Tout comme l’eugénisme des XIXe et XXe siècles, la discrimination systémique inscrite dans l’eugénisme pandémique actuel est profondément liée à la suprématie blanche, à la colonisation et à la xénophobie. Réfléchissez à la précarité racialisée de l’exposition à la COVID et de la mort, au fait d’imputer les inégalités en matière de santé aux personnes précaires, au refus de faire le suivi des disparités raciales au Canada et aux rassemblements nazis contre le confinement. Bien que la droite américaine en soit un exemple évident, je vous invite à examiner la façon dont ces idéologies persistent dans nos pays, nos collectivités et nos consciences. Pensez à l’octroi, du jour au lendemain, d’accommodements à l’échelle du système (p. ex. travail à domicile, suppléments de revenu) qui ont longtemps été largement refusés aux personnes handicapées et qui nous sont encore souvent refusés. Réfléchissez à la façon dont les arrêts de travail sont considérés comme des difficultés nécessaires lorsque la vie des colons est en jeu, à la façon dont la construction d’un oléoduc contesté a été considérée comme un service essentiel, mettant ainsi en danger la vie d’Autochtones, et à la façon dont toute incidence économique négative est considérée comme un coût déraisonnable lorsque la vie, les moyens de subsistance et les terres des Autochtones sont en jeu. Cette pandémie a montré clairement que l’eugénisme, la suprématie blanche et le colonialisme sont bien vivants et étroitement liés.
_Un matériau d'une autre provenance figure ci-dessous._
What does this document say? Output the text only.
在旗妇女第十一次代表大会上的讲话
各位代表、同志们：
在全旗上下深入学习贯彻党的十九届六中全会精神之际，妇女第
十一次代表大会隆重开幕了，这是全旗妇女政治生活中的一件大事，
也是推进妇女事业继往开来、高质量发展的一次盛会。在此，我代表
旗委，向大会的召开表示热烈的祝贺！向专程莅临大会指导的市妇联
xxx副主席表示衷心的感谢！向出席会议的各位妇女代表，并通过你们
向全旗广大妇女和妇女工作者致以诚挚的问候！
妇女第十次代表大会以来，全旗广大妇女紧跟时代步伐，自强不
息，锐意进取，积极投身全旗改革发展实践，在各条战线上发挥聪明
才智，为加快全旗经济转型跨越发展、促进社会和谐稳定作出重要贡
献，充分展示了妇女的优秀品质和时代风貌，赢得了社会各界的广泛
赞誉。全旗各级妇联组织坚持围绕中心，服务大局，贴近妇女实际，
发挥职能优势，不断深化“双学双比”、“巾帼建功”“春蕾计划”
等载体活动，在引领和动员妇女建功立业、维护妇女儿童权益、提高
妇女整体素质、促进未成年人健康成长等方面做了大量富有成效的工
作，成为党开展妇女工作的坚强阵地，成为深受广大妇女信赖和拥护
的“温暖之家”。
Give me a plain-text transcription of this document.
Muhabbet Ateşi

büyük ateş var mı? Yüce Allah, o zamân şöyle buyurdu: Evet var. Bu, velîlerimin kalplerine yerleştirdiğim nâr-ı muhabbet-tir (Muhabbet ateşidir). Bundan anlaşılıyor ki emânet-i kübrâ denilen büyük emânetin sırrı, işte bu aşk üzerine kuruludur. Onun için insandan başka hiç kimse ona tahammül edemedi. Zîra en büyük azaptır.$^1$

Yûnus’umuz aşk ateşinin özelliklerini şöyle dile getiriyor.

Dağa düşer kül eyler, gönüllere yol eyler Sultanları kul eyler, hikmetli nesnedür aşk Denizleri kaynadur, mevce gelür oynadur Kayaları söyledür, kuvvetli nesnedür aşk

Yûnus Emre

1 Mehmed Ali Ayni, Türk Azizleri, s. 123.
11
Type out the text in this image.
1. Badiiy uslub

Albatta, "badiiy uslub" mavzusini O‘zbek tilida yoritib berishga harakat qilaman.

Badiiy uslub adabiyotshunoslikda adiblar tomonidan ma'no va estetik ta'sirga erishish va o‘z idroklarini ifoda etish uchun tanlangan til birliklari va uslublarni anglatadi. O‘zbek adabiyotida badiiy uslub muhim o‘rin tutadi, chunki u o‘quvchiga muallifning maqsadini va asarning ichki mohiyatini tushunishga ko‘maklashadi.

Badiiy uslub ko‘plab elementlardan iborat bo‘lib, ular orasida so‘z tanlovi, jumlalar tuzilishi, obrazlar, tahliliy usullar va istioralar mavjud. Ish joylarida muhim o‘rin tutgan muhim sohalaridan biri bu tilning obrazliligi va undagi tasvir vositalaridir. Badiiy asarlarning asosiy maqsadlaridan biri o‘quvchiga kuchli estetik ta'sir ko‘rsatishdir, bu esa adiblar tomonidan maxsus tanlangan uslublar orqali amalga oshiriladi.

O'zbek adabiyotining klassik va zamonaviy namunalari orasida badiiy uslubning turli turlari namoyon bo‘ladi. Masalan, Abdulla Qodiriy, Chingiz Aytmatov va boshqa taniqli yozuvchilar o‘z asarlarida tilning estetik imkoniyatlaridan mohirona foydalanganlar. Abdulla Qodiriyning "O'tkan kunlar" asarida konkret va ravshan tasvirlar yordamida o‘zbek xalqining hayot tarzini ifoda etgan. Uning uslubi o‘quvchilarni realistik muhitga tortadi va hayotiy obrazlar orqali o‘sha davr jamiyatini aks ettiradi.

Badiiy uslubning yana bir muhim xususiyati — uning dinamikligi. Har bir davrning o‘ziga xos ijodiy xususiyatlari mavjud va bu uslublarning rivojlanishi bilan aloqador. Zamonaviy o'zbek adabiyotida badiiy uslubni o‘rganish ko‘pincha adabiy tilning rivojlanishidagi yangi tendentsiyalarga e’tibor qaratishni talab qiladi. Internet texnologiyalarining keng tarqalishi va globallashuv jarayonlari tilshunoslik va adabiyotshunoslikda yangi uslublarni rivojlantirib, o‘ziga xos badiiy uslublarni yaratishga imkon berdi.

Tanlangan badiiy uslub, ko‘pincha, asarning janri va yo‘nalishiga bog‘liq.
Mais Inclinations et les pandémies ont également un côté intime, joyeux, audacieux, espiègle, irrévérencieux, radicalement interdépendant et préfigurativement handicapé. Il y a une reconnaissance et une célébration renouvelées des groupes, des perspectives et des mouvements de justice des personnes queer, transgenre, femme, BIPOC (noires ou Autochtones ou de couleur) ayant un handicap, malades, Mad et neurodivergentes. « Le handicap est un art. C’est une façon ingénieuse de vivre. » écrit Neil Marcus. Beaucoup d’entre nous ont déjà appris à vivre l’isolement social avec style. Nous savons comment ajouter une touche d’épanouissement à la tâche parfois difficile qu’est la survie (individuelle et collective) non (suffisamment) soutenue par la société. Il y a longtemps que nous avons piraté les soirées de danse numérique, les masques faits maison, l’accès à l’intimité et les groupes de soins fondés sur le consentement. Nous avons conféré un sens à tous ces mois où il nous est impossible de quitter la maison à cause des trottoirs non déneigés, à ce manque chronique de soutien, à ces endroits inaccessibles et à ces espaces inhospitaliers. Nous avons renoncé à nos idéaux d’indépendance, à notre nostalgie de la norme et à notre sentimentalité à l’égard du statu quo. Nous connaissons l’inévitabilité de la transformation et les dangers des fantasmes d’une réhabilitation offrant une possibilité de « retour à la normale ».
Dans la foulée de cette pandémie, pourquoi tenterions-nous de réhabiliter le Canada d’avant la COVID, alors que nous pourrions le transformer en quelque chose de plus durable et de plus juste? Pourquoi nous accrocher à l’idéologie darwinienne et à l’économie capitaliste de la survie du plus fort, alors que nous savons que la biodiversité interdépendante — et non la suprématie individualiste (autodéclarée) — est à l’origine d’une écologie prospère? Tout en aplanissant cette courbe, pourquoi ne pas tenir compte des inclinations les plus créatives, collectives et inclusives des personnes handicapées?